Tenho noção, obviamente, de que este pensamento não é novo. Basta olharmos para a A República, de Platão, na passagem em que Sócrates assume que o melhor para a cidade será eliminar os que forem conformados e incuráveis espiritualmente e deixar morrer os fisicamente debilitados para percebermos a noção de eugenia existente. Mas estamos em 2021 e eu gostava de acreditar que evoluímos, que eticamente chegámos ao ponto de perceber que estas questões são perigosas, redutoras e muito pouco lineares.
Francis Galton (primo de Darwin) cunhou o termo eugenia em 1883 e falava essencialmente de uma selecção artificial para aprimoramento da raça humana. Chegou a sugerir até uma espécie de eugenia positiva através de casamentos em que os mais inteligentes deviam casar-se com os mais inteligentes. O problema é que Galton foi redutor. Redutor porque não analisou mais do que o papel hereditário na inteligência. E ao fazê-lo esqueceu que a inteligência é também influenciada pelo contexto socioeconómico e que não existe apenas numa forma.

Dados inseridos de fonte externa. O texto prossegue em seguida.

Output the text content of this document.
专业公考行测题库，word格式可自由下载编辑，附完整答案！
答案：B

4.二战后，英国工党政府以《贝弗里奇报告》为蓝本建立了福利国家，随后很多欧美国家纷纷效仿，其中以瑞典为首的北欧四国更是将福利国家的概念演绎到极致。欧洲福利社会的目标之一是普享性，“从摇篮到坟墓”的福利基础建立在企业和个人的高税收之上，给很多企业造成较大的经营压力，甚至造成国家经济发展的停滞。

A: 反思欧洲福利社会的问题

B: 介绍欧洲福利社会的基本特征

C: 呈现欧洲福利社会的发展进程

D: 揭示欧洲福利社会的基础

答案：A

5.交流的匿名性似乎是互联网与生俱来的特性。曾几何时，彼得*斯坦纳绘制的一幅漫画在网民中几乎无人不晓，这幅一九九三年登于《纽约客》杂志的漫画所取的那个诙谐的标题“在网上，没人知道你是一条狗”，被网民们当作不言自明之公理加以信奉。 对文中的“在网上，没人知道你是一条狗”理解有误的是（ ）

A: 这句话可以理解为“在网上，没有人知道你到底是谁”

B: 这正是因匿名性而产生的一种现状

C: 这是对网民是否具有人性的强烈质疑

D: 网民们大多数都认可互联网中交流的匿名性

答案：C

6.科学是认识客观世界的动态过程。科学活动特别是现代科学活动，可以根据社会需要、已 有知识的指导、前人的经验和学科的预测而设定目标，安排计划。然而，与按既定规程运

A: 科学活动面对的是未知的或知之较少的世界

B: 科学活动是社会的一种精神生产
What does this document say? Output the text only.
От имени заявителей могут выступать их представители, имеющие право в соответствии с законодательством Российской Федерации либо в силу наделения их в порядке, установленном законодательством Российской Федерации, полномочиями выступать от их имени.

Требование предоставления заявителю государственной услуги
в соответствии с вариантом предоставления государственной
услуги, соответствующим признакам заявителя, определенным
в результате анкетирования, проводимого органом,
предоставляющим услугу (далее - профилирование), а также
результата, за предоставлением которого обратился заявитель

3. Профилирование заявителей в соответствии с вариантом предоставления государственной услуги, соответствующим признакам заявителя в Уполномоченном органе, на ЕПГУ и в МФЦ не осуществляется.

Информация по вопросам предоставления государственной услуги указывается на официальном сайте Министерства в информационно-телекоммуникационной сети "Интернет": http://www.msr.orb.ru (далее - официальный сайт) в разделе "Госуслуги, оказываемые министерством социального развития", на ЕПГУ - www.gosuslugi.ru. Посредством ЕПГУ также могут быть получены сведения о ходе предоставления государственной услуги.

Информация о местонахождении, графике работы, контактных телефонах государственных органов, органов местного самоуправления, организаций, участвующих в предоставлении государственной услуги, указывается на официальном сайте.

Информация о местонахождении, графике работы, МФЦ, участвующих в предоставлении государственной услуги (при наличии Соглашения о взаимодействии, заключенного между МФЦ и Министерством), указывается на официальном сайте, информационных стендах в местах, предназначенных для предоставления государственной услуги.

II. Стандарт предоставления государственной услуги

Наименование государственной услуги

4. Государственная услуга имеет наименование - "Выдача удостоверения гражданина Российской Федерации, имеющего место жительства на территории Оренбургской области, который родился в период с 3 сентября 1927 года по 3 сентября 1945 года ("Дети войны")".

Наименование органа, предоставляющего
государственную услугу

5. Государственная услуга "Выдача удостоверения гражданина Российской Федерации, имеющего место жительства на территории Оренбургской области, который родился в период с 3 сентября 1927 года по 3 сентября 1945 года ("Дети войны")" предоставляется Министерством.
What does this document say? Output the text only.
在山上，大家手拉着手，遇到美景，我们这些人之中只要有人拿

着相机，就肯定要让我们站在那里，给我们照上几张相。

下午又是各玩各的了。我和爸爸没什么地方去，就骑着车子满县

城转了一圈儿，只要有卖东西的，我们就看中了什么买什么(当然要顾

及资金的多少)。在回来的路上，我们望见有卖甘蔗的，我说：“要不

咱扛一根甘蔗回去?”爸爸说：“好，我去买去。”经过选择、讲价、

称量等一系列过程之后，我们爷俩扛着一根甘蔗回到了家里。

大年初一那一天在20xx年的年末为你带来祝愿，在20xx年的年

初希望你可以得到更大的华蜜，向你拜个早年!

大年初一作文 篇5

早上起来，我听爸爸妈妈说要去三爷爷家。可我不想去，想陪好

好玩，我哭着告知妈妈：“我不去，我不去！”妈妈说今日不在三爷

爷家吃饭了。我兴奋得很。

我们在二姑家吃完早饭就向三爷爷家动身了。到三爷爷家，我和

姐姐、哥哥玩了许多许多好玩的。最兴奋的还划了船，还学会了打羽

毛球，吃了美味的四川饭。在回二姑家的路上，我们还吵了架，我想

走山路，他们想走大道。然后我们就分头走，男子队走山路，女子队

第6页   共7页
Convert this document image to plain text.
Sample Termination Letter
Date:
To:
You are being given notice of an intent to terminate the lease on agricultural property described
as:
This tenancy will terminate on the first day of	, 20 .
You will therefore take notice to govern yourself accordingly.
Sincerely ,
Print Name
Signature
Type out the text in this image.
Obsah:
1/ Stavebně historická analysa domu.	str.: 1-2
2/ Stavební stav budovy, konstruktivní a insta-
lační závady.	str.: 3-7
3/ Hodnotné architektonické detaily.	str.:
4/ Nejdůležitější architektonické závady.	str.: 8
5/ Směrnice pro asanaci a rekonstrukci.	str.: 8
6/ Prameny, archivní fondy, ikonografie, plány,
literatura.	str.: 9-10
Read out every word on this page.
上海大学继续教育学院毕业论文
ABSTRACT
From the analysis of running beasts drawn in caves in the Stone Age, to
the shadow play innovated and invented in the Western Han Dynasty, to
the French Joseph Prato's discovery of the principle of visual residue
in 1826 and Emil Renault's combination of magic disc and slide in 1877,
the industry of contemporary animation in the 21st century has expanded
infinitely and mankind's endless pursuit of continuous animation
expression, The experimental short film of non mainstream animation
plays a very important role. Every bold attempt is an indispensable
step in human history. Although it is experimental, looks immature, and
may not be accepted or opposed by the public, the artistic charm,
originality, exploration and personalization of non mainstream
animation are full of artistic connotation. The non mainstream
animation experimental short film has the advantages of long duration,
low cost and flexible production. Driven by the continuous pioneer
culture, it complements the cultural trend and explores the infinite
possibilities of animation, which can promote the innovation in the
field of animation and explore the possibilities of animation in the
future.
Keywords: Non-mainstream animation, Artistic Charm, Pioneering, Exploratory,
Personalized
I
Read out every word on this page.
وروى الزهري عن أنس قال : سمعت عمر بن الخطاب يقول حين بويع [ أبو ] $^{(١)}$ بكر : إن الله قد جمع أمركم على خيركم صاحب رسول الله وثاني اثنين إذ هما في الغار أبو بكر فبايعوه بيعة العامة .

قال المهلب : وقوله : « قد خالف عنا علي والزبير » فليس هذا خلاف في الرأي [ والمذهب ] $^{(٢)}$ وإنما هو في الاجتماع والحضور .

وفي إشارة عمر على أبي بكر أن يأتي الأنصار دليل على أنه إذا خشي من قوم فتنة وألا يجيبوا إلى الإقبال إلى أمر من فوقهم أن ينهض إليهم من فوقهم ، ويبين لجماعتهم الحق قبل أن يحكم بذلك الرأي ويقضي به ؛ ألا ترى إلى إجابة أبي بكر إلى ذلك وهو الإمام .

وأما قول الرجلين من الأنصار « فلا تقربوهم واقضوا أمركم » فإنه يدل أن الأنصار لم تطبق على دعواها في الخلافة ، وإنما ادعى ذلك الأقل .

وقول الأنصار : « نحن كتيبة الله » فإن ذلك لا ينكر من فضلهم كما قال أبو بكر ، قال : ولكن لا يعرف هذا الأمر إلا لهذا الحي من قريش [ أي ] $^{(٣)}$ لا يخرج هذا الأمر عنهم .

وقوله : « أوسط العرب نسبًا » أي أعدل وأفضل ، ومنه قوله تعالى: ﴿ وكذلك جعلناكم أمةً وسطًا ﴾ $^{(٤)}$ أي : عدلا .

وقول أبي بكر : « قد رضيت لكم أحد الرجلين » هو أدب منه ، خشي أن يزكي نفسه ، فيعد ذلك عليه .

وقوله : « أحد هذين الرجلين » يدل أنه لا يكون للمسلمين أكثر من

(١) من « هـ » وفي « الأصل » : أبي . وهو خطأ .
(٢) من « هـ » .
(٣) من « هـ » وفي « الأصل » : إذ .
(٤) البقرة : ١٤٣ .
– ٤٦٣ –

O regime nazi, em 1933, tornou obrigatória a esterilização de todas as pessoas com problemas hereditários físicos ou mentais. E sabem o que aconteceu aqui, pegando apenas num único e simples exemplo? O regime decidiu que a delinquência sexual era também hereditária e que a homossexualidade era um tipo desta delinquência e determinou a esterilização de todos os homossexuais.
Estamos em 2021, caramba. Temos o registo de tanta história e, mesmo assim, parecemos empenhados em correr atrás dos mesmos erros. É fácil dizer que a vida seria mais fácil se a raça humana fosse mais perfeita. Mas quem determinaria essa perfeição? Eu não conheço nada mais perfeito do que os meus filhos, sendo que um deles é surdo profundo. Será que ninguém vê o perigo de impedir a diversidade? Quem ditaria as regras? Será que pessoas com graus académicos elevados que defendem a eugenia (sem, contudo, utilizarem o termo) acreditam que melhorar geneticamente o ser humano é o mesmo que melhorar a raça humana? Quem disse que humanos sem deficiência física, mental ou sensorial serão melhores pessoas? Ou mais felizes?
Pela minha parte lutarei cada dia para preservar e integrar a diferença. Pelo meu filho. E pelos filhos de muitos outros. Mas acima de tudo pela humanidade, que acredito perfeita na imperfeição que só a diversidade lhe pode conceder. Num discurso em 2002, Nelson Mandela disse que “as nossas diferenças são a nossa força enquanto espécie e enquanto comunidade”, e eu acredito nisto com cada fibra do meu ser. Serei sempre pela diferença.
Carmen Garcia
Fonte: Público
1 comentário:
Parabéns pela sua contribuição Carmem. Primeiramente como mãe que ao receber o diagnóstico do seu filho vem lutando incansavelmente pelo desenvolvimento de seu filho e segundo pelo conhecimento que vem adquirindo ao longo do tempo. Compactuo com suas ideias e saberes. vivemos numa sociedade que "infelizmente", mesmo com todo os avanços, ainda extermina psicologicamente, ou pelo menos tenta, os nossos com alguma diversidade funcional. Há felicidade sim, há prazer em viver e seguir o percurso da vida. Por onde passo ministrando aulas (sou professora na área da Inclusão) que é necessário enxergar além da diversidade funcional. Há uma PESSOA ai e que merece todo nosso respeito. Somente a convivência com a diversidade afasta os estigmas. Vamos continuar essa luta. Cordiais cumprimentos e mais uma vez Parabéns Peo texto.
Cristiane de Freitas
Mestre em Educação
Doutoranda em Educação Física e Desporto com ênfase na Educação Inclusiva.